= Gruffudd Maelor (died 1269) =

Prince of Powys Fadog, son of Prince Madog ap Gruffydd Maelor

Coat of arms of Powys Fadog

Gruffydd Maelor (died 1269) was a Prince of Powys Fadog. He reigned for 33 years and married into the House of Stanley. Following the Anglo-Welsh Treaty of Montgomery, he submitted to Llywelyn ap Gruffudd, Prince of Wales.

== Lineage ==

He was the eldest son of Prince Madog ap Gruffydd Maelor and inherited his father's lands and title in partible succession along with his four brothers Gruffudd Iâl, Maredudd, Hywel and Madog Fychan.

His father's policy of alliance with the large and powerful Gwynedd changed over his 33-year reign (1236-1269); pressure from Gwynedd, and Gruffydd's marriage to the daughter of an English landowner, caused him to seek support from the English king.

However, support from England failed to arrive and in 1258 he was forced to submit to Llywelyn ap Gruffudd.

Around 1260, Gruffydd started the construction of Castell Dinas Brân in the Dee Valley. Afterwards, Llywelyn was recognised as Prince of Wales under the terms of the 1267 Treaty of Montgomery and Gruffydd was confined to his castle for the rest of his life.

== Marriage ==

He married Emma (1224 – c. 1278), daughter of Lord Henry de Audley and Bertrade Mainwaring, members of the House of Stanley. His brother-in-law, Sir James Audley, was Chief governor of Ireland from Dublin Castle, and a companion of Richard of Cornwall, King of the Romans.

His sister-in-law, Ela Longespée, was the daughter of crusader William Longespée the Younger, grandson of king Henry II of England. Longespée's brother, William, also married Maud de Clifford, granddaughter of the prince of North Wales, Llywelyn ab Iorwerth.

== Death and issue ==

He died in 1269 (or 1270) leaving issue:

- Madog II, succeeded his father and was killed in battle with the English in 1277.
- Llywelyn.
- Owain, whose daughter, Gweirca ferch Owain, has the oldest dated grave slab in Wales.
- Gruffudd Fychan I who died in 1289.
- Angharad d. 1308. m (after 1261) William le Boteler of Wem, Shropshire (d. 1283).
One of their children was the 1st Baron William Boteler.

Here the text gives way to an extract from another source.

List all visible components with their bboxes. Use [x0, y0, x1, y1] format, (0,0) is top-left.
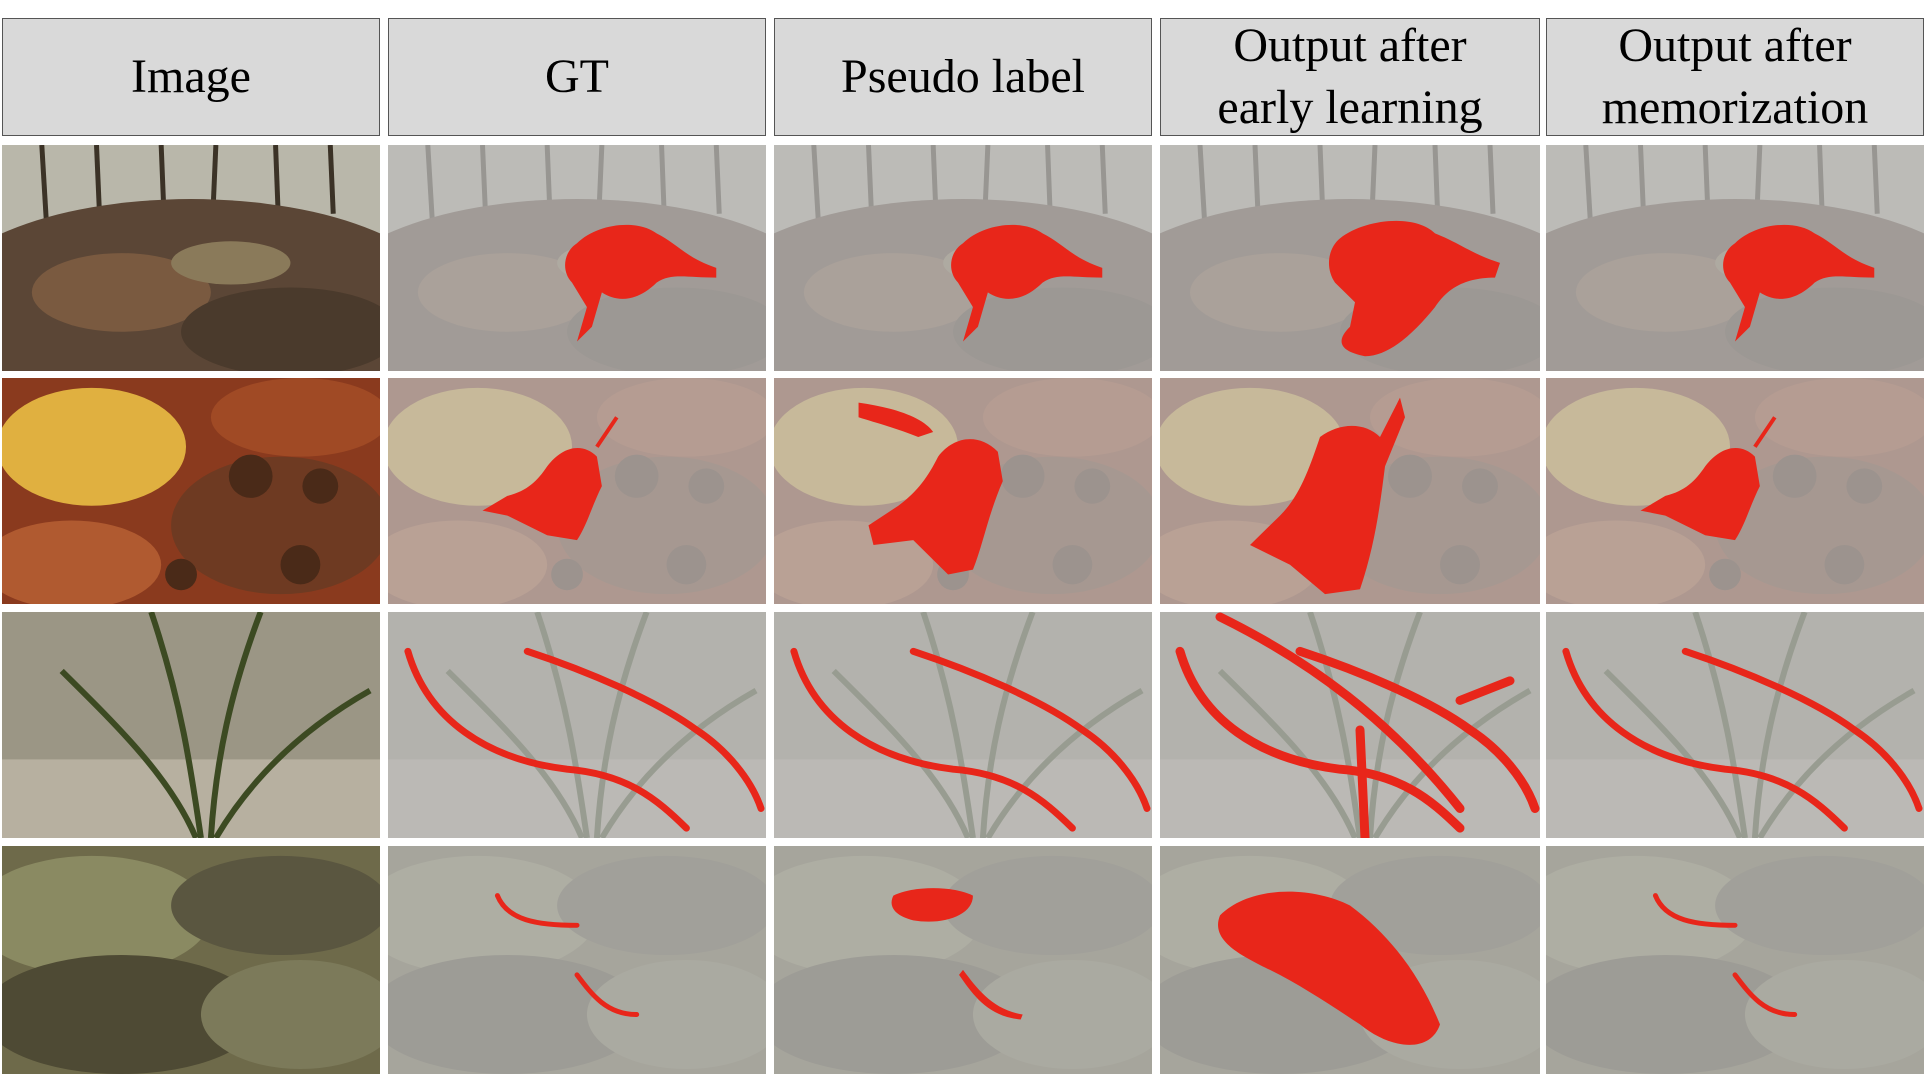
cell-rocky-algae-seabed-image [2, 846, 380, 1074]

His son, the 2nd Baron, married the daughter of Richard Fitzalan, 1st Earl of Arundel, while the 2nd Baron's great-grandson, Sir Robert Ferrers, married Countess Joan Beaufort, the daughter of Prince John of Gaunt, Duke of Lancaster.
- Margery ferch Gruffydd (b. 1261), married Sir John de Arderne.

Powys Fadog was divided, in accordance with Welsh custom, between his sons:
- Madog received Maelor.
- Gruffudd had Iâl (Yale) and Edeirnion, which included Glyndyfrdwy.
- Swydd y Waun (containing the commotes of Cynllaith and Nanheudwy) was divided between Llywelyn and Owain.